Technologies & Implementation

I architected and deployed the entire backend infrastructure, focusing on scalability, security, and performance. The core of the system is a Node.js API server running on a multi-node K3s Kubernetes cluster hosted on Oracle Cloud. This choice provided rapid deployment, high availability, and the ability to scale services independently under load.

All traffic is routed through Cloudflare’s global CDN, which provides DDoS protection, SSL encryption, and caching for static assets to ensure low-latency access for users anywhere. For data processing, I designed a pipeline where Google’s Gemini model ingests multi-format external event data, standardizes it into JSON, and populates our MySQL database. The main API then serves this data to the clients and orchestrates real-time calls to the OpenAI API for generating personalized event recommendations.

graph TD
    subgraph "Clients"
        A["iOS App (SwiftUI)"]
        B["Cross-Platform App (React Native)"]
    end

    subgraph "Cloudflare"
        C["Global CDN / WAF / SSL"]
    end

    subgraph "Oracle Cloud Infrastructure"
        D["Kubernetes Cluster (K3s)"]
    end
    
    subgraph "Kubernetes Services"
        E["Node.js / Express API"]
        F["Gemini Data Ingestion Pipeline"]
    end

    subgraph "External Services"
        G["OpenAI API (GPT-3.5)"]
        H["University Data Sources"]
    end

    subgraph "Database"
        I["MySQL Database"]
    end
    
    A --> C
    B --> C
    C --> D
    D -- Manages --> E
    D -- Manages --> F
    E --> G["Recommendations"]
    E --> I
    F --> H["Fetch Events"]
    F --> I["Store Parsed Events"]

Challenges & Solutions

The primary challenge was architecting and deploying a production-grade, scalable infrastructure within the intense 24-hour timeframe of a hackathon. Standing up a traditional Kubernetes cluster would have been too time-consuming. I solved this by using K3s, a lightweight, certified Kubernetes distribution, which enabled me to bootstrap a multi-node cluster on Oracle Cloud in a fraction of the time. I configured redundant nodes to ensure the system remained available even if a single server failed, establishing a robust foundation from the very beginning.

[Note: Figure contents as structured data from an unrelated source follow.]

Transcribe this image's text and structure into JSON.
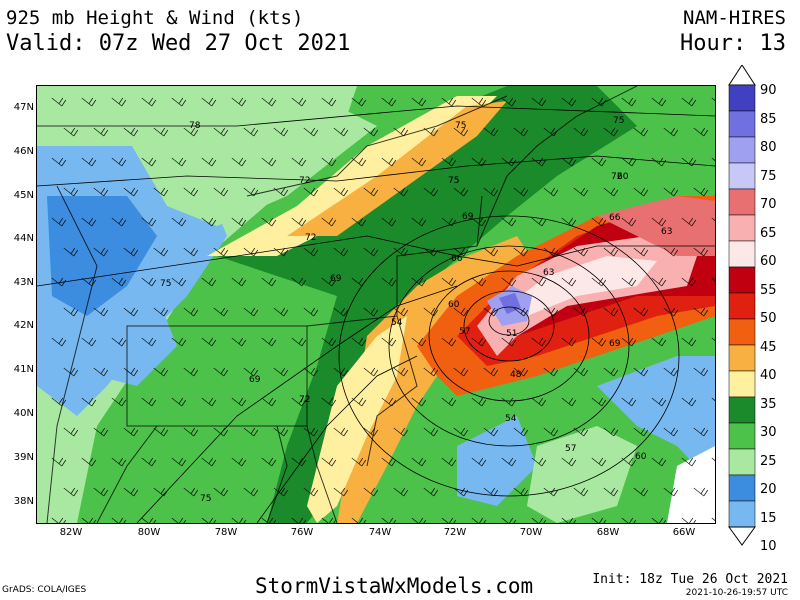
{
  "header": {
    "title": "925 mb Height & Wind (kts)",
    "valid": "Valid: 07z Wed 27 Oct 2021",
    "model": "NAM-HIRES",
    "hour": "Hour: 13"
  },
  "axes": {
    "lat_labels": [
      "47N",
      "46N",
      "45N",
      "44N",
      "43N",
      "42N",
      "41N",
      "40N",
      "39N",
      "38N"
    ],
    "lon_labels": [
      "82W",
      "80W",
      "78W",
      "76W",
      "74W",
      "72W",
      "70W",
      "68W",
      "66W"
    ]
  },
  "height_contours": [
    "78",
    "75",
    "75",
    "72",
    "75",
    "72",
    "69",
    "72",
    "75",
    "69",
    "66",
    "63",
    "60",
    "57",
    "54",
    "51",
    "48",
    "54",
    "57",
    "60",
    "63",
    "66",
    "69",
    "69",
    "72",
    "75",
    "60"
  ],
  "colorbar": {
    "labels": [
      "90",
      "85",
      "80",
      "75",
      "70",
      "65",
      "60",
      "55",
      "50",
      "45",
      "40",
      "35",
      "30",
      "25",
      "20",
      "15",
      "10"
    ],
    "colors": [
      "#4040c0",
      "#7070e0",
      "#a0a0f0",
      "#c8c8f8",
      "#e87070",
      "#f8b0b0",
      "#fde8e8",
      "#c00010",
      "#e02010",
      "#f06010",
      "#f8b040",
      "#fff0a0",
      "#1a8a2a",
      "#4cc24a",
      "#a8e8a0",
      "#3c8ce0",
      "#78b8f0"
    ]
  },
  "footer": {
    "grads": "GrADS: COLA/IGES",
    "site": "StormVistaWxModels.com",
    "init": "Init: 18z Tue 26 Oct 2021",
    "stamp": "2021-10-26-19:57 UTC"
  }
}
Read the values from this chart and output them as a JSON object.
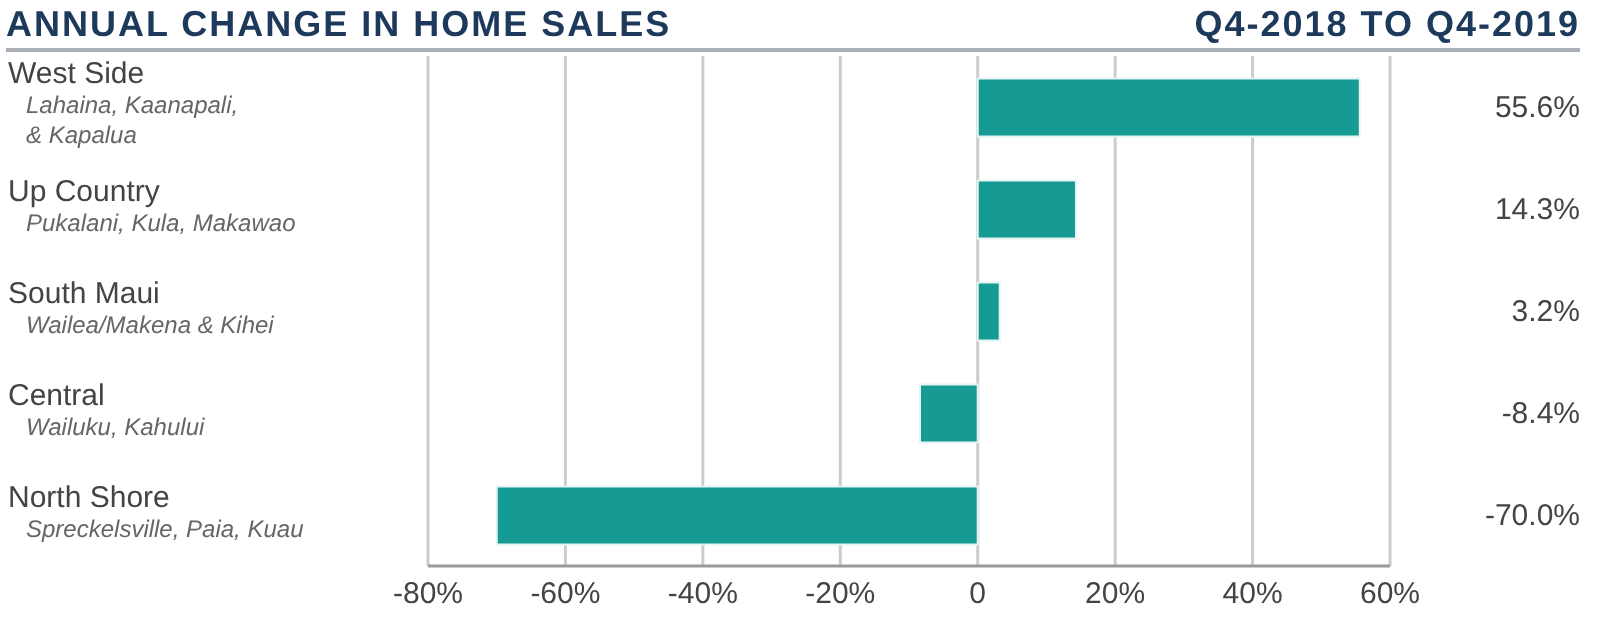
{
  "chart_data": {
    "type": "bar",
    "orientation": "horizontal",
    "title": "ANNUAL CHANGE IN HOME SALES",
    "subtitle": "Q4-2018 TO Q4-2019",
    "categories": [
      "West Side\nLahaina, Kaanapali,\n& Kapalua",
      "Up Country\nPukalani, Kula, Makawao",
      "South Maui\nWailea/Makena & Kihei",
      "Central\nWailuku, Kahului",
      "North Shore\nSpreckelsville, Paia, Kuau"
    ],
    "values": [
      55.6,
      14.3,
      3.2,
      -8.4,
      -70.0
    ],
    "value_labels": [
      "55.6%",
      "14.3%",
      "3.2%",
      "-8.4%",
      "-70.0%"
    ],
    "color": "#159a94",
    "xlim": [
      -80,
      60
    ],
    "xticks": [
      {
        "value": -80,
        "label": "-80%"
      },
      {
        "value": -60,
        "label": "-60%"
      },
      {
        "value": -40,
        "label": "-40%"
      },
      {
        "value": -20,
        "label": "-20%"
      },
      0,
      {
        "value": 20,
        "label": "20%"
      },
      {
        "value": 40,
        "label": "40%"
      },
      {
        "value": 60,
        "label": "60%"
      }
    ],
    "grid": "x",
    "legend": false
  }
}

A second challenge was integrating two distinct AI models for different tasks without creating a bottleneck. The Gemini-powered data ingestion needed to be powerful but couldn’t slow down the user-facing recommendation engine. I decoupled these systems by designing an asynchronous pipeline. The Gemini service runs as a background process, continuously parsing and populating the database. The user-facing API only performs a fast query to the pre-processed data in the MySQL database and makes a lightweight, real-time call to the GPT API for recommendations. This separation of concerns ensured the application remained snappy and responsive for end-users.

Results & Impact

Our efforts culminated in a fully functional, end-to-end application that deeply impressed the judges. We proudly achieved the following:

  • Winner, 2nd Place Overall at HackPSU Spring 2024.
  • Winner, Best .Tech Domain Name.

The project successfully demonstrates the ability to rapidly develop and deploy a complex, AI-integrated, full-stack application on modern cloud-native infrastructure. The architecture is designed for growth, with the capacity to onboard other universities that use the OrgCentral platform and expand into local communities. Future plans include implementing sponsored listings for local businesses and exploring on-device LLM processing for enhanced privacy and performance.